On commence tout juste à en savoir plus sur le modèle adopté par le nouveau The Pirate Bay. C’est ainsi un abonnement mensuel qui permettra aux utilisateurs du site de partager les contenus. On ne connaît pas encore le montant de l’abonnement, mais pour fidéliser au maximum les utilisateurs, la firme suédoise aurait d’ores et déjà pensé à un système qui permet aux utilisateurs qui partagent le plus de payer moins cher leur abonnement. L’argent récolté servirait alors à rémunérer les ayants droit, et chacun y trouverait donc son compte.

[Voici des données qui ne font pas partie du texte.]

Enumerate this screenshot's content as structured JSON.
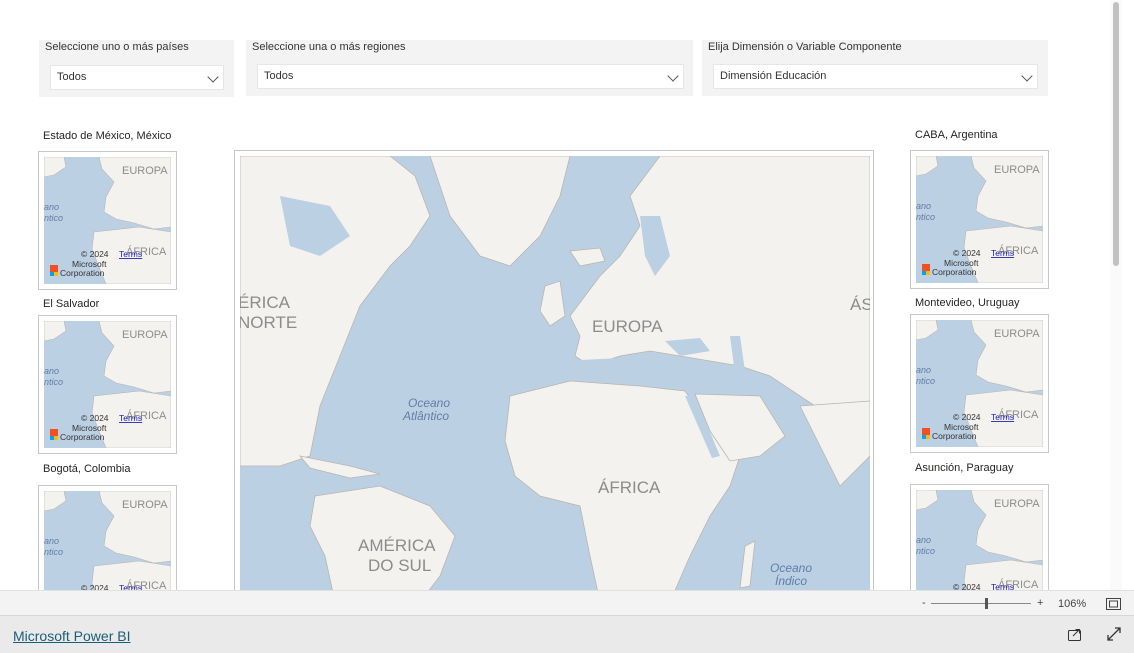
{
  "slicers": [
    {
      "title": "Seleccione uno o más países",
      "value": "Todos"
    },
    {
      "title": "Seleccione una o más regiones",
      "value": "Todos"
    },
    {
      "title": "Elija Dimensión o Variable Componente",
      "value": "Dimensión Educación"
    }
  ],
  "left_maps": [
    {
      "title": "Estado de México, México"
    },
    {
      "title": "El Salvador"
    },
    {
      "title": "Bogotá, Colombia"
    }
  ],
  "right_maps": [
    {
      "title": "CABA, Argentina"
    },
    {
      "title": "Montevideo, Uruguay"
    },
    {
      "title": "Asunción, Paraguay"
    }
  ],
  "mini_map_labels": {
    "europa": "EUROPA",
    "africa": "ÁFRICA",
    "ocean_1": "ano",
    "ocean_2": "ntico",
    "copyright": "© 2024",
    "terms": "Terms",
    "vendor_1": "Microsoft",
    "vendor_2": "Corporation"
  },
  "main_map_labels": {
    "america_norte_1": "ÉRICA",
    "america_norte_2": "NORTE",
    "europa": "EUROPA",
    "asia": "ÁS",
    "oceano_atlantico_1": "Oceano",
    "oceano_atlantico_2": "Atlântico",
    "africa": "ÁFRICA",
    "america_sul_1": "AMÉRICA",
    "america_sul_2": "DO SUL",
    "oceano_indico_1": "Oceano",
    "oceano_indico_2": "Índico"
  },
  "zoom": {
    "minus": "-",
    "plus": "+",
    "level": "106%",
    "fraction": 0.55
  },
  "footer": {
    "link": "Microsoft Power BI"
  },
  "colors": {
    "water": "#bcd0e4",
    "land": "#f4f2ef",
    "border": "#b9b5b0",
    "link": "#1a5e75"
  }
}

Reste maintenant à savoir si les utilisateurs vont accrocher à ce nouveau système, ou si un autre tracker va prendre la relève. À ce propos, il semblerait que les administrateurs de The Pirate Bay n’aient pas attendu longtemps avant de proposer un nouveau site : voyez par vous-même.

Le cas Kazaa

Lorsqu’Internet s’est démocratisé en France, Kazaa était l’une des références dans le téléchargement illégal de fichiers. Mais au fur et à mesure des années, Kazaa fut de moins en moins utilisé, au profit d’eMule.

Le dernier coup porté à Kazaa fut une condamnation en 2005, où la société éditrice, Sharman Networks, fut accusée de promouvoir le piratage via son logiciel. On n’entendit plus parler officiellement de Kazaa jusqu’à aujourd’hui, où l’on apprend que le logiciel s’est recyclé, à l’instar de The Pirate Bay, dans le légal.


Ici, il n’est en aucun cas question de lancer un nouveau concept. On reste dans du classique : une plateforme musicale proposant des fichiers audio verrouillés par DRM, avec une limite d’écoute à 3 ordinateurs tournant sous Windows uniquement. Lancé aux États-Unis seulement, ce service fonctionne également via un abonnement mensuel de 20 euros.

Il n’y a aucun doute sur le fait que ces deux grands noms du piratage d’autrefois possédaient une grande communauté. Leur passage à des solutions légales a dû être motivé par ce potentiel de clients qui connaissent déjà bien l’image des deux sociétés. Cependant, tout reste à faire et rien ne garantit que les utilisateurs vont opter pour ce changement de situation, préférant peut-être la solution du « tout gratuit ».